Матюшкин дал полковнику Остафьеву указание: всех арестованных бакинцев, кроме индийских купцов, допросить «об умыслах их и из оных для страху над винными чинить экзекуцию, а дворы и пожитки переписав, запечатать, и старатца ево юзбашу Дергах Кули-бека самого поймать». Султанство в Баку было временно упразднено, и власть в городе и окрестных селениях полностью сосредоточилась в руках коменданта. Участник Персидского похода и взятия Баку майор Иоганн Гербер в своем описании новых российских провинций указал: «…в следующем 1724 году открылася конспирация сего Дерла Гули беки (Дергах Кули-бека. — И. К.) которой с Хаджи-Даудом согласился, чтоб ему к тому назначенному дню несколько войска из Шемахи к Баке прислать, которого помощию и с своими подчиненными кызылбашами он российский гарнизон вырубить хотел и с городом под турецкую власть поддаться. Как сие открылось, то он с тремя главнейшими спасся и в Шемаху уехал»{331}. Русский же гарнизон Баку страдал от отсутствия «конских кормов» и дров, используя в качестве топлива нефть.

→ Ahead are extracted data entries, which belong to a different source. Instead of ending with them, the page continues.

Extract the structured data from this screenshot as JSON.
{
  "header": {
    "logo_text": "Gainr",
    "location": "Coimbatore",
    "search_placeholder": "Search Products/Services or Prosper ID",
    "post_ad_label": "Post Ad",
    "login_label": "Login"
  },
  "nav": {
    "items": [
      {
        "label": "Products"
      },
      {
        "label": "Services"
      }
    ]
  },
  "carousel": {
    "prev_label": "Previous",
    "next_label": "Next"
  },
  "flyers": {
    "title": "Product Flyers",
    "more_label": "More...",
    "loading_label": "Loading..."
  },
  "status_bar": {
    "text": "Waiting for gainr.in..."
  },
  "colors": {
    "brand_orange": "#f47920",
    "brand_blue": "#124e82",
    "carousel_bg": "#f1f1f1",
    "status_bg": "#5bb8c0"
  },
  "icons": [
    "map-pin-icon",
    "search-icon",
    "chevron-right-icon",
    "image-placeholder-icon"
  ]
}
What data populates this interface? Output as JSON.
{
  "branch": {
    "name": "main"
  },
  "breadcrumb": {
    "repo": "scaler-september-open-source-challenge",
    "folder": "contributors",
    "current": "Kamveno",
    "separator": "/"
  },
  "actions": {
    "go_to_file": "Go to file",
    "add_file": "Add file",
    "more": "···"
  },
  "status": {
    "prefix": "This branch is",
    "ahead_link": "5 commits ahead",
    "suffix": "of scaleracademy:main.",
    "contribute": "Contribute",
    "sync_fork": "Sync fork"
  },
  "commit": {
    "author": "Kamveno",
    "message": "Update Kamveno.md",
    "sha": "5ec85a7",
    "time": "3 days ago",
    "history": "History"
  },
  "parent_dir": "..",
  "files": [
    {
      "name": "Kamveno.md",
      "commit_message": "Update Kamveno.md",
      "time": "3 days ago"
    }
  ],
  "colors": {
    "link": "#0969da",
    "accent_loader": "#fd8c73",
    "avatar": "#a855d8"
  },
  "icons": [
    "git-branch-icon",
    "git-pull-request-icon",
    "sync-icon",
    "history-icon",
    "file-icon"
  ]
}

Жители стали покидать город, «забрав жен и детей». Чем именно было вызвано возмущение, сказать трудно. Возможно, ему способствовали высылка в Астрахань бывшего султана и произведенное по указанию царя (данному в резолюциях на доклад М.А. Матюшкина от 29 мая 1724 года) сокращение числа бакинских «служивых людей» из местных «обывателей» с 300 до 100 человек и урезание их жалованья{332}. Петр распорядился отправить бывшего султана на каторгу «в Рогорверк», то есть Рогервик (не в «Рогочевск», как ошибочно указано в публикации документа){333}. Комендант, полковник Остафьев, принял решительные меры: 262 человека были «забраны под караул», и командующий приказал «из оных для страху над иными чинить экзекуцию, а дворы их и во оных пожитки, переписав, запечатать». Даже в лояльном Дербенте было неспокойно: армянский епископ Мартирос объявил Юнгеру, что, по его сведениям, уцмий, шамхал и Сурхай-хан договорились с наибом «собратца и вырубить руских и армян»; к счастью, эта информация не подтвердилась{334}.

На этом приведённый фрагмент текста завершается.